The problem of testing raised its ugly head again, and the City of Toronto got lucky. They contracted Veritec Consulting of Mississauga, where works modern day hero Bill Gauley (47). When Gauley started testing toilets he did not use sponges (“I don’t know how many people want to flush sponges” he said), but used mashed potatoes and mashed-up bananas instead. The result was devastating. He proved that existing toilets just were not performing as advertised. He extended his work and joined up with “politics guy” John Koeller of California. They were funded by a number of Canadian and American municipalities to produce the definitive work, and in 2003 they pulled the handle on the MaP Report (Maximum Performance Testing of Popular Toilet Models).

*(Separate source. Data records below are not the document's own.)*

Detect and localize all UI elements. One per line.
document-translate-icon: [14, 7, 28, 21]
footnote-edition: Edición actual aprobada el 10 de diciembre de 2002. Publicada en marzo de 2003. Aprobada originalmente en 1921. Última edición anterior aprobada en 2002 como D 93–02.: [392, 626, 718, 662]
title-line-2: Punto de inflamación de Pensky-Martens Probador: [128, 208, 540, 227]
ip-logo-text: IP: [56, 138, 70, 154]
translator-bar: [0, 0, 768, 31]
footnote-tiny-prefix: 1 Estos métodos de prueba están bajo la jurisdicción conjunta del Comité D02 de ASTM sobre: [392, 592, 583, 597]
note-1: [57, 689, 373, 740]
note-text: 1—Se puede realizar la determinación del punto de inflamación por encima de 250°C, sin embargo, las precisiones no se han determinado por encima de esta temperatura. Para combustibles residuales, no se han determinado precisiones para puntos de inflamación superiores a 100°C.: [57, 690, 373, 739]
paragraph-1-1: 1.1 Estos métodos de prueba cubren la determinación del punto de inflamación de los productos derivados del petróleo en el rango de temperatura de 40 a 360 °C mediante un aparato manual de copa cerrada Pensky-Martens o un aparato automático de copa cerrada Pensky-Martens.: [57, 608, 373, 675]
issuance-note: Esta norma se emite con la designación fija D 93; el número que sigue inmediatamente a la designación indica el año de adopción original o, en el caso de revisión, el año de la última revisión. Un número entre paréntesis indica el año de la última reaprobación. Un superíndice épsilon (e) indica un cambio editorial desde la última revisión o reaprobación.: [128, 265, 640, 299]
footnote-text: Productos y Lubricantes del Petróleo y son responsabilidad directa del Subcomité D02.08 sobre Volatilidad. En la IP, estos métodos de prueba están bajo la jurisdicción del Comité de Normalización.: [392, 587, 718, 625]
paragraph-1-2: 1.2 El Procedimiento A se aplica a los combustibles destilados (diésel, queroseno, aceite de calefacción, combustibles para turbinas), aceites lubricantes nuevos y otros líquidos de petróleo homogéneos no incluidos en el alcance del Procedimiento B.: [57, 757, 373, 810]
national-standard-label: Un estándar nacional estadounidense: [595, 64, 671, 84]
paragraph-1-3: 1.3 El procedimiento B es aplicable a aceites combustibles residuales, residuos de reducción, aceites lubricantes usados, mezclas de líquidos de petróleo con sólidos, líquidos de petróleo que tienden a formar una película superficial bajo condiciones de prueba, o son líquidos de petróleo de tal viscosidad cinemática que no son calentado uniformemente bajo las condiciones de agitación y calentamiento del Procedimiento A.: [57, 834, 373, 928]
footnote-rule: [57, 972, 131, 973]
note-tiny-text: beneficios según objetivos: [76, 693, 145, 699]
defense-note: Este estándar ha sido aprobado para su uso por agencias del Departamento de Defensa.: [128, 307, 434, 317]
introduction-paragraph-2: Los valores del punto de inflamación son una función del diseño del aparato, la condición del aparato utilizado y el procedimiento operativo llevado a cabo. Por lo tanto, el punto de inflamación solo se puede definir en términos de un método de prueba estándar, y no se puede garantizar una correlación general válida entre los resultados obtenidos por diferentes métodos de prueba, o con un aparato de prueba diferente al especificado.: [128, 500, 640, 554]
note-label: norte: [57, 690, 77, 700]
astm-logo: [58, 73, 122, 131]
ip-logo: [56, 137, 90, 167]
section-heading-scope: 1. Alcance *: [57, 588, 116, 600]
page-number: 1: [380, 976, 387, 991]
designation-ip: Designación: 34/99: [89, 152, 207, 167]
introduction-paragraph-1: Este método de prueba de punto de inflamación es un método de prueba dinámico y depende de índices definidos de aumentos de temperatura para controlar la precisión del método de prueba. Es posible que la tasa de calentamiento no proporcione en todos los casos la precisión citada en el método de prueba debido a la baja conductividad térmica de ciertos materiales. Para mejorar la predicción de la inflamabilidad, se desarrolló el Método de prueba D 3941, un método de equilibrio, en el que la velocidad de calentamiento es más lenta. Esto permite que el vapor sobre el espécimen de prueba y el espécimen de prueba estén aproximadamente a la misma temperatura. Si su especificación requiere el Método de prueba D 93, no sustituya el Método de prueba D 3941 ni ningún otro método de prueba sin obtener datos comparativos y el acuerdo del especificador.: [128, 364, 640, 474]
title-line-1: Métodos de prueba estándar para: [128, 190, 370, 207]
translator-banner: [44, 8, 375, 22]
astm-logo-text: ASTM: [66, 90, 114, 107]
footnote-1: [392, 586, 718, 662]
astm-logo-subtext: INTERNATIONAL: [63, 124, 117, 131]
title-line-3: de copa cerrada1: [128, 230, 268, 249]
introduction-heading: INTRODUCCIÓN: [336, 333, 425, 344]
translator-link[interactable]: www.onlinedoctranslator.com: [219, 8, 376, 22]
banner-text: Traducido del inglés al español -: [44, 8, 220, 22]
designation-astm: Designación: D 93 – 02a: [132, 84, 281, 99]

The industry responded with threats to sue, but once they saw the evidence they were convinced. And since then, the Star reports, testing has been paid for by the manufacturers themselves and performance has improved by leaps and bounds. Not only that, but manufacturers now proudly stamp “MaP tested and approved” on their products. Now it is common for toilets to be able to flush not only 250 grams of waste (“the maximum male average” used as a benchmark, which half the toilets in the 2003 survey failed to flush) but 500 grams, even 1000 grams. And as Bill Gauley says “if you’ve ever seen 1,000 grams in a toilet…”

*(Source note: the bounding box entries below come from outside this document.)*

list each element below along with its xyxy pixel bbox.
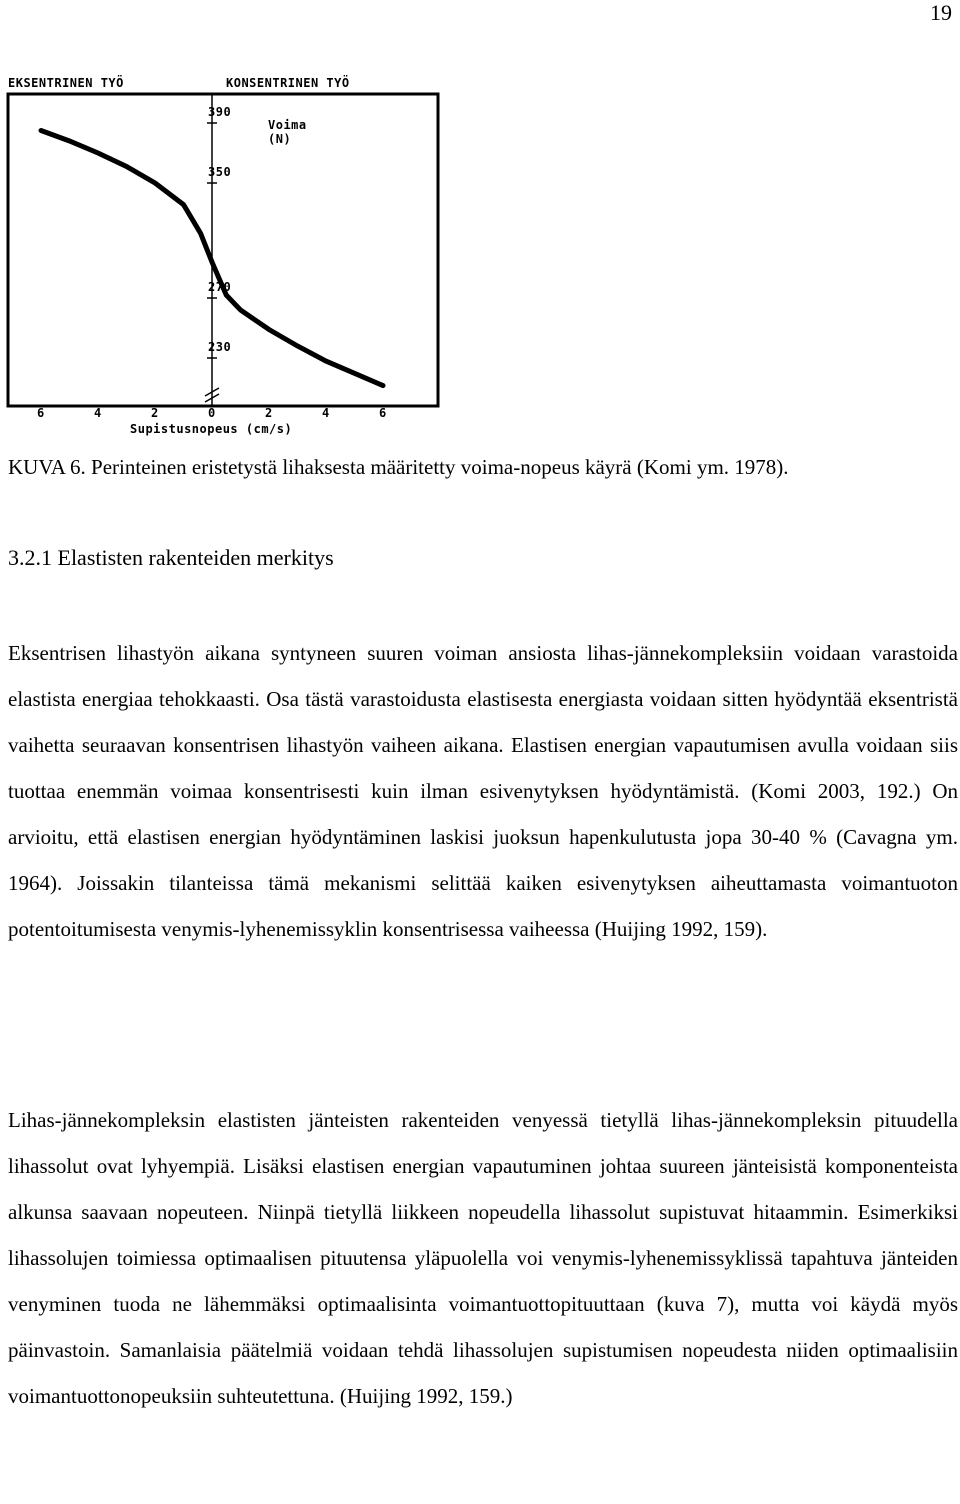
- y-tick-label: 230: [208, 340, 232, 354]
- y-tick-label: 270: [208, 280, 232, 294]
- section-heading: 3.2.1 Elastisten rakenteiden merkitys: [8, 545, 334, 570]
- y-tick-label: 350: [208, 165, 232, 179]
- force-velocity-chart: [0, 68, 440, 440]
- force-velocity-figure: [0, 68, 440, 440]
- page-number: 19: [930, 0, 952, 25]
- x-tick-label: 2: [151, 406, 159, 420]
- figure-caption: KUVA 6. Perinteinen eristetystä lihaksesta määritetty voima-nopeus käyrä (Komi ym. 1978).: [8, 455, 789, 479]
- paragraph-1: Eksentrisen lihastyön aikana syntyneen suuren voiman ansiosta lihas-jännekompleksiin voidaan varastoida elastista energiaa tehokkaasti. Osa tästä varastoidusta elastisesta energiasta voidaan sitten hyödyntää eksentristä vaihetta seuraavan konsentrisen lihastyön vaiheen aikana. Elastisen energian vapautumisen avulla voidaan siis tuottaa enemmän voimaa konsentrisesti kuin ilman esivenytyksen hyödyntämistä. (Komi 2003, 192.) On arvioitu, että elastisen energian hyödyntäminen laskisi juoksun hapenkulutusta jopa 30-40 % (Cavagna ym. 1964). Joissakin tilanteissa tämä mekanismi selittää kaiken esivenytyksen aiheuttamasta voimantuoton potentoitumisesta venymis-lyhenemissyklin konsentrisessa vaiheessa (Huijing 1992, 159).: [8, 641, 958, 941]
- x-tick-label: 4: [322, 406, 330, 420]
- x-tick-label: 2: [265, 406, 273, 420]
- eccentric-work-label: EKSENTRINEN TYÖ: [8, 76, 124, 90]
- x-tick-label: 6: [37, 406, 45, 420]
- y-tick-label: 390: [208, 105, 232, 119]
- x-tick-label: 6: [379, 406, 387, 420]
- y-axis-title-line1: Voima: [268, 118, 307, 132]
- y-axis-title-line2: (N): [268, 132, 292, 146]
- paragraph-2: Lihas-jännekompleksin elastisten jänteisten rakenteiden venyessä tietyllä lihas-jännekompleksin pituudella lihassolut ovat lyhyempiä. Lisäksi elastisen energian vapautuminen johtaa suureen jänteisistä komponenteista alkunsa saavaan nopeuteen. Niinpä tietyllä liikkeen nopeudella lihassolut supistuvat hitaammin. Esimerkiksi lihassolujen toimiessa optimaalisen pituutensa yläpuolella voi venymis-lyhenemissyklissä tapahtuva jänteiden venyminen tuoda ne lähemmäksi optimaalisinta voimantuottopituuttaan (kuva 7), mutta voi käydä myös päinvastoin. Samanlaisia päätelmiä voidaan tehdä lihassolujen supistumisen nopeudesta niiden optimaalisiin voimantuottonopeuksiin suhteutettuna. (Huijing 1992, 159.): [8, 1108, 958, 1408]
- x-axis-title: Supistusnopeus (cm/s): [130, 422, 293, 436]
- x-tick-label: 0: [208, 406, 216, 420]
- x-tick-label: 4: [94, 406, 102, 420]
- concentric-work-label: KONSENTRINEN TYÖ: [226, 76, 350, 90]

Market sceptics will note that, as Joseph Stiglitz emphasizes in his survey of his own work “Whither Socialism”, the provision of information is a costly exercise that is itself open to free riding. Information is a public good, and now Veritec’s MaP testing results are available for everyone to read on the Internet. No individual would find it worth making the effort to do the testing; it took a large city (and a lot of luck) to get us round that particular U-bend.
So who is responsible for the happy ending? Is it government in the form of the City of Toronto? Is it “the industry” who seem to have bought in to the project?

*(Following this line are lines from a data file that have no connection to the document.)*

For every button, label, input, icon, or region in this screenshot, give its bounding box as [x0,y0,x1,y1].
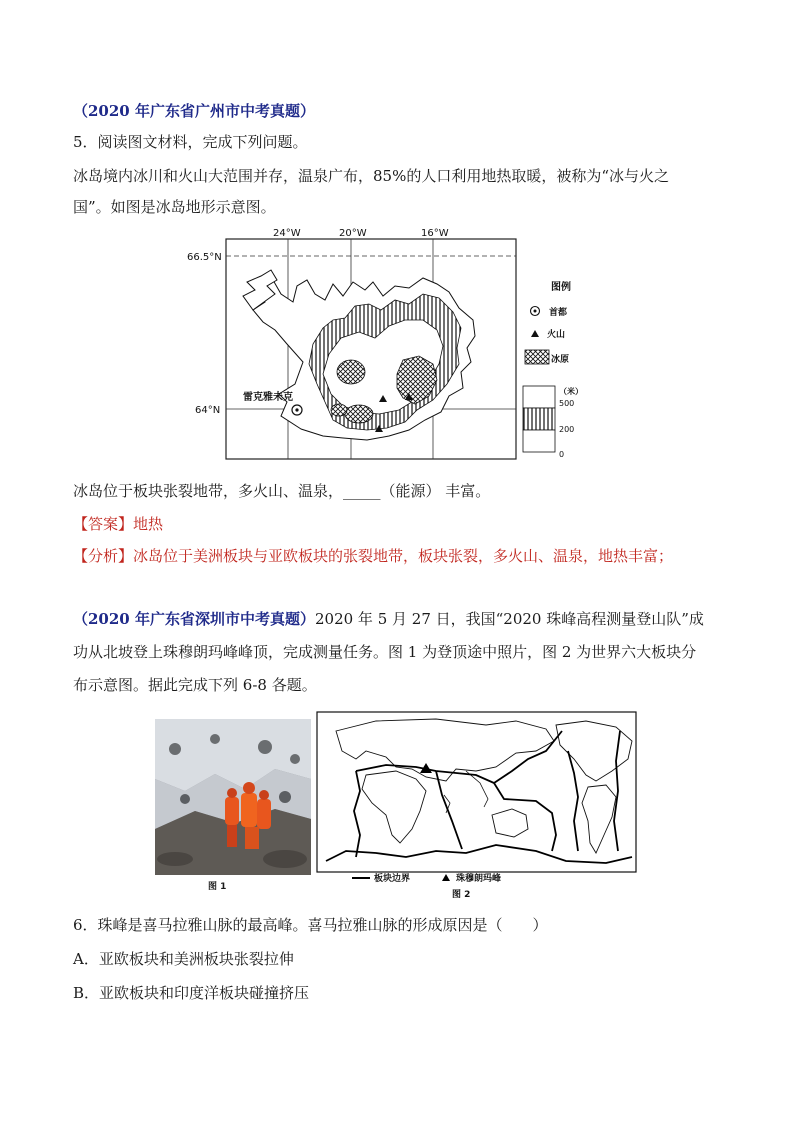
q5-title: 5．阅读图文材料，完成下列问题。 [73,133,308,151]
q6-question: 6．珠峰是喜马拉雅山脉的最高峰。喜马拉雅山脉的形成原因是（ ） [73,916,548,934]
legend-level-0: 0 [559,450,565,459]
lat-label-66n: 66.5°N [187,252,222,263]
legend-level-high [523,386,555,408]
legend-level-500: 500 [559,399,575,408]
fig2-label: 图 2 [452,890,471,900]
icefield-langjokull [337,360,365,384]
legend-boundary-label: 板块边界 [374,874,411,884]
lon-label-16w: 16°W [421,228,449,239]
legend-level-mid [523,408,555,430]
legend-capital-label: 首都 [549,308,568,318]
legend-unit: （米） [559,387,583,396]
analysis-text: 冰岛位于美洲板块与亚欧板块的张裂地带，板块张裂，多火山、温泉，地热丰富； [133,547,674,565]
q5-analysis [73,546,673,566]
legend-volcano-icon [531,330,539,337]
q6-source: （2020 年广东省深圳市中考真题） [73,610,315,628]
answer-tag: 【答案】 [73,515,134,533]
fig2-plate-map [316,711,638,901]
lon-label-24w: 24°W [273,228,301,239]
plate-map-frame [317,712,636,872]
legend-title: 图例 [551,282,571,293]
fig1-photo [155,719,311,875]
q6-option-b: B．亚欧板块和印度洋板块碰撞挤压 [73,984,310,1002]
q5-source: （2020 年广东省广州市中考真题） [73,102,315,120]
q6-intro-line1 [73,609,704,629]
lat-label-64n: 64°N [195,405,221,416]
q6-intro-line3: 布示意图。据此完成下列 6-8 各题。 [73,676,317,694]
q5-intro-line2: 国”。如图是冰岛地形示意图。 [73,198,276,216]
legend-icefield-label: 冰原 [551,355,570,365]
legend-peak-label: 珠穆朗玛峰 [456,874,502,884]
icefield-myrdalsjokull [345,405,373,423]
q6-option-a: A．亚欧板块和美洲板块张裂拉伸 [73,950,294,968]
legend-volcano-label: 火山 [547,330,566,340]
q5-answer [73,514,163,534]
analysis-tag: 【分析】 [73,547,134,565]
q5-intro-line1: 冰岛境内冰川和火山大范围并存，温泉广布，85%的人口利用地热取暖，被称为“冰与火之 [73,167,670,185]
lon-label-20w: 20°W [339,228,367,239]
legend-icefield-swatch [525,350,549,364]
q6-intro-line2: 功从北坡登上珠穆朗玛峰峰顶，完成测量任务。图 1 为登顶途中照片，图 2 为世界六大板块分 [73,643,697,661]
legend-level-200: 200 [559,425,575,434]
legend-level-low [523,430,555,452]
iceland-map [183,224,583,464]
fig1-label: 图 1 [208,882,227,892]
q5-question: 冰岛位于板块张裂地带，多火山、温泉，_____（能源） 丰富。 [73,482,491,500]
q6-intro-line1-text: 2020 年 5 月 27 日，我国“2020 珠峰高程测量登山队”成 [314,610,704,628]
answer-text: 地热 [133,515,164,533]
legend-peak-icon [442,874,450,881]
capital-label: 雷克雅未克 [243,392,293,403]
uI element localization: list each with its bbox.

The story shows that the state/market dichotomy is false, and that the phrasing of the question is at fault. Posing the issue as “state versus market” loses touch with reality in the face of this intricate cross-pollination between municipalities, the US Environmental Protection Agency (who is likely to develop a labelling system based on the Veritec tests), Veritec itself (which is a private consultancy) and quasi-state bodies such as the Canadian Water and Wastewater Association.
The closer we look, the more dependent on the specifics it becomes. The story even has an international angle, as today’s MaP tests have moved beyond mashed potato to use cylinders of miso, the brownish soy-based paste from Japan, encased in LifeStyles brand condoms so that they can be reused. And much as I’m sceptical of the benefits of industry-led globalization, I have to admit that the idea came from private company Toto, makers of the formidable Toto Drake toilet. It is indeed a tangled web.
Perhaps the message is that, when we look closely enough, economics falls apart and gives way to sociology and psychology. Perhaps it is that history is, after all, made by individuals, specifically individuals who are prepared to spend hours developing “test specimens” and flushing them down toilets over and over and over again. Perhaps it is that we need to seek a Buddhist-like middle way between the Scylla of the market and the Charybdis of the state, but a middle way that has a more human side to it than the metric driven public-private partnerships. I don’t know. But one thing I do know is that Bill Gauley deserves the thanks of all of us. Maybe someday I’ll even get a low-flush toilet myself.